Fleen: Keith Knight’s pretty well known for certain concepts: Try everything; have feet in all possible worlds; own everything. Who else brought similar key concepts, and what were they?
Tayler: I talked about lecturing already. Mark Anderson talked about how he sells comics to corporate presenters for use in their presentations, and how that’s currently outperforming his magazine revenue by nine to one. I wouldn’t have thought that market was that good, but that’s because I’m not part of that customer demographic so I’m blind to it. That’s an important lesson, right there.
Amy Lago spoke about what makes a successful syndicated comic strip, and while that’s not what I want to create the information was certainly helpful.
Fleen: I’m curious as to her criteria — both what makes for a successful strip, and what “success” means these days.
Tayler: The best bits of what she said were probably said in person during portfolio reviews. I stood aside and let the paying attendees take advantage of that opportunity.
Fleen: What will you be doing differently based on what you learned?
Tayler: Feeling less guilty about looking for more pies to stick my finger in, mostly.

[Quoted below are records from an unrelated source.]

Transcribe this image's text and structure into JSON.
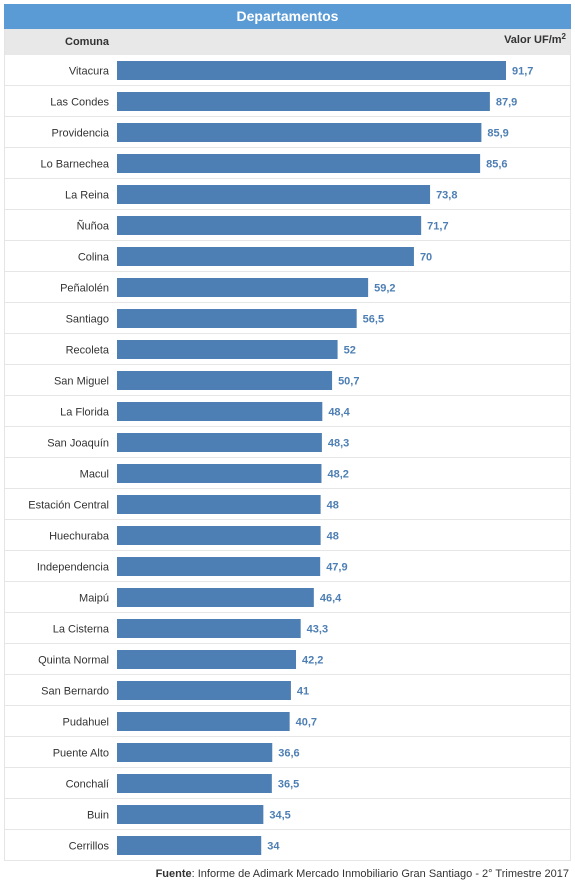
{
  "title": "Departamentos",
  "header": {
    "left": "Comuna",
    "right_main": "Valor UF/m",
    "right_sup": "2"
  },
  "source": {
    "label": "Fuente",
    "text": ": Informe de Adimark Mercado Inmobiliario Gran Santiago - 2° Trimestre 2017"
  },
  "colors": {
    "bar": "#4e7fb4",
    "value": "#4e7fb4",
    "title_bg": "#5b9bd5",
    "header_bg": "#e8e8e8",
    "row_line": "#e6e6e6"
  },
  "chart_data": {
    "type": "bar",
    "orientation": "horizontal",
    "categories": [
      "Vitacura",
      "Las Condes",
      "Providencia",
      "Lo Barnechea",
      "La Reina",
      "Ñuñoa",
      "Colina",
      "Peñalolén",
      "Santiago",
      "Recoleta",
      "San Miguel",
      "La Florida",
      "San Joaquín",
      "Macul",
      "Estación Central",
      "Huechuraba",
      "Independencia",
      "Maipú",
      "La Cisterna",
      "Quinta Normal",
      "San Bernardo",
      "Pudahuel",
      "Puente Alto",
      "Conchalí",
      "Buin",
      "Cerrillos"
    ],
    "values": [
      91.7,
      87.9,
      85.9,
      85.6,
      73.8,
      71.7,
      70,
      59.2,
      56.5,
      52,
      50.7,
      48.4,
      48.3,
      48.2,
      48,
      48,
      47.9,
      46.4,
      43.3,
      42.2,
      41,
      40.7,
      36.6,
      36.5,
      34.5,
      34
    ],
    "value_labels": [
      "91,7",
      "87,9",
      "85,9",
      "85,6",
      "73,8",
      "71,7",
      "70",
      "59,2",
      "56,5",
      "52",
      "50,7",
      "48,4",
      "48,3",
      "48,2",
      "48",
      "48",
      "47,9",
      "46,4",
      "43,3",
      "42,2",
      "41",
      "40,7",
      "36,6",
      "36,5",
      "34,5",
      "34"
    ]
  }
}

I may consider charging a nominal fee for reprint rights when somebody wants to stick my stuff in a slide deck. Oh, and I’m definitely going to do an iPhone app. The smartphone platform has all the hallmarks of “disruptive innovation” about it, and I don’t think I saw that until this weekend.
Fleen: Are you using iPhone app to mean exactly that device, or as shorthand? Is this going to be an app to be sold (and thus drive revenue) or an app to be given away (and thus drive audience via another connection to your work)?
Tayler: For now, it means iPhone app. It won’t be a free application. My goal is to make reading the comic on the iPhone better than reading it on the web. We’ll see about other devices next year. Right now I’m focusing on the market segment where money is being spent.
I do have to be careful, though. I’m surviving off of two key revenue streams from a single intellectual property. The opportunity cost of pursuing additional markets with new properties is quite high, so I need to budget my time and do some research before picking new projects. XDM was this year’s experiment for me. There’ll be another stretch next year, but there won’t be two next year.
Fleen thanks Tayler for his time, and invites readers to partake of the discussion.